Brand placements in films is not new. But brands entering into long-term deals certainly mark a new trend. “Thanks to the multiplex boom in the country, cinema viewing is on the rise among the young and hip crowd,” says Rahul Merchant, general manager, business development for P9 Integrated Pvt. Ltd, a film marketing company owned by Percept Holdings Co. “This set of viewers is extremely difficult to catch on regular media platforms. Hence, the rush among marketers to pitch their brands in popular films.”
Long-term bulk deals, according to industry players, are on the rise becasuse these are cost-effective and efficient investments for both parties. “Not only do such deals allow advertisers to get a better price on their placements in films, they also allow usually cash-strapped film production houses to raise funds,” says Navin Shah, CEO of P9.
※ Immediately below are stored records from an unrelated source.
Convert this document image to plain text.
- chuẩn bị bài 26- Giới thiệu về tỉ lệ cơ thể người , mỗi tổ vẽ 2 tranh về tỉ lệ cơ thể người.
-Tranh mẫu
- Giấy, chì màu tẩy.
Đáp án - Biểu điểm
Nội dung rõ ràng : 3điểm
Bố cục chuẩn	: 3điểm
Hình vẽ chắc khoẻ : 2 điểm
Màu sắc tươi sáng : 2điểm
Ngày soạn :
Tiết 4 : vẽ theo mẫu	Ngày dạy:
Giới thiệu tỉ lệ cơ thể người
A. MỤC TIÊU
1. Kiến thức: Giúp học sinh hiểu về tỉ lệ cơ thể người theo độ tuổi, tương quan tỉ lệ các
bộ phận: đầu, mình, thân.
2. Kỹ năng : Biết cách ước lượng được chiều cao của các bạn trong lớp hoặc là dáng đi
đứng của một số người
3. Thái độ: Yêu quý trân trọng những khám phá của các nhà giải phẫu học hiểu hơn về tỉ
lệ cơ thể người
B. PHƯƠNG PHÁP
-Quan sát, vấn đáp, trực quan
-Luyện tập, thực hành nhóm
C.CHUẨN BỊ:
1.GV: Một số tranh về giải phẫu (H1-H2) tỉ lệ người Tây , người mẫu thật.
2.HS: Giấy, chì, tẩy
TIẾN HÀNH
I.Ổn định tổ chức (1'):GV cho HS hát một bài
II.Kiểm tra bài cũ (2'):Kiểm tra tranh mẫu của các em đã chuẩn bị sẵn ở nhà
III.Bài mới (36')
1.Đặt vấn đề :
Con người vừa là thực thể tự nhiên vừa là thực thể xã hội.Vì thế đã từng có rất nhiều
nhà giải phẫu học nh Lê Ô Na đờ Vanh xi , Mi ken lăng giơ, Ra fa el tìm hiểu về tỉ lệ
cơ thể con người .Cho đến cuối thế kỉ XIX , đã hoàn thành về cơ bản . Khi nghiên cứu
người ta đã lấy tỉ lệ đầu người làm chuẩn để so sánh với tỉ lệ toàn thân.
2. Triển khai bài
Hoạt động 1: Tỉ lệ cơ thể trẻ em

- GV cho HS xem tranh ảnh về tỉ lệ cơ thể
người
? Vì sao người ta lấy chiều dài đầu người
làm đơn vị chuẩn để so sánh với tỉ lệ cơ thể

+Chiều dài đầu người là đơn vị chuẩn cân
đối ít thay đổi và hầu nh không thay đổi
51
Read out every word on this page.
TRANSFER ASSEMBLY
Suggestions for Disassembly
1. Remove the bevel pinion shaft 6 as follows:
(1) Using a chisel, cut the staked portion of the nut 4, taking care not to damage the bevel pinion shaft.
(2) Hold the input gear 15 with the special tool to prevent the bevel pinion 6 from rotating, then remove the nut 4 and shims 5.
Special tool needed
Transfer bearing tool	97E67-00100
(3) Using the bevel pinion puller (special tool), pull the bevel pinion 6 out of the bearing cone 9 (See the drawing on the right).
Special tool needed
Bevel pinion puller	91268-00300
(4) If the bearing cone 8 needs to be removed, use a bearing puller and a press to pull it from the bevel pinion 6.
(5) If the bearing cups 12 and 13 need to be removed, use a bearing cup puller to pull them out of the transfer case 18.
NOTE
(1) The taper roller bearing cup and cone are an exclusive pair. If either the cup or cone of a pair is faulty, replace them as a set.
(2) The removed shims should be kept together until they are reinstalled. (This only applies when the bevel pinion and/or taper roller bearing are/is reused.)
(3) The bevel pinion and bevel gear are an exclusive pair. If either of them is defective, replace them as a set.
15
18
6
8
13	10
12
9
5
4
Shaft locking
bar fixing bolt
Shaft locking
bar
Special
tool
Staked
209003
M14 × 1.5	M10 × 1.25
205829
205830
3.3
Adlabs Films Ltd, another leading Indian film production company, recently signed a deal with MTV under which various MTV brands will be placed in their upcoming projects. Similarly, Bournvita and Hero Honda showed up in bothKoi Mil Gaya and Krishh, both films from producer and director Rakesh Roshan.
Meanwhile, Johar seems to have firmly latched on to the trend. Last week, he signed a long-term deal with Alfred Dunhill Ltd, a UK-based men’s luxury and lifestyle company, to serve as its brand ambassador in India. The deal also involved featuring the brand in Johar’s movies and TV shows.
Others too are racing to do such deals. “We are working towards signing bulk deals with Yash Raj Films Pvt. Ltd for the next year-and-a-half,” says M.K. Machaiah, senior business director, Mindshare, a media buying house.
Another factor fuelling the trend is the increasing professionalism and consistency in the film production business. “Earlier, a production house released one or two projects in a year. Yet there used to be uncertainty about their release. Whereas now, most leading production houses have five to six projects in the pipeline at any given point,” says a senior executive from Yash Raj Films who didn’t want his name used. “This presents a good business opportunity to create long-term relationships with major advertisers.”
Industry executives were unwilling to disclose specific terms of such bulk deals saying there is no single formula. Prices usually depend on the extent of brand involvementwith a film, though media buyers say the bigger deals have been in the Rs3-4 crore range.
Branded entertainment has gradually evolved into an organized industry, which today is estimated to be around Rs200 crore. “It is likely to grow to Rs800 crore by 2010,” says P9’s Shah. For producers, it’s a welcome trend as it helps them shore up funds. For instance, a tie-up with brands such as General Motors, Castrol GTX and Goodyear in Ta Ra Rum Pum helped the producer take care of 10% of his production budget.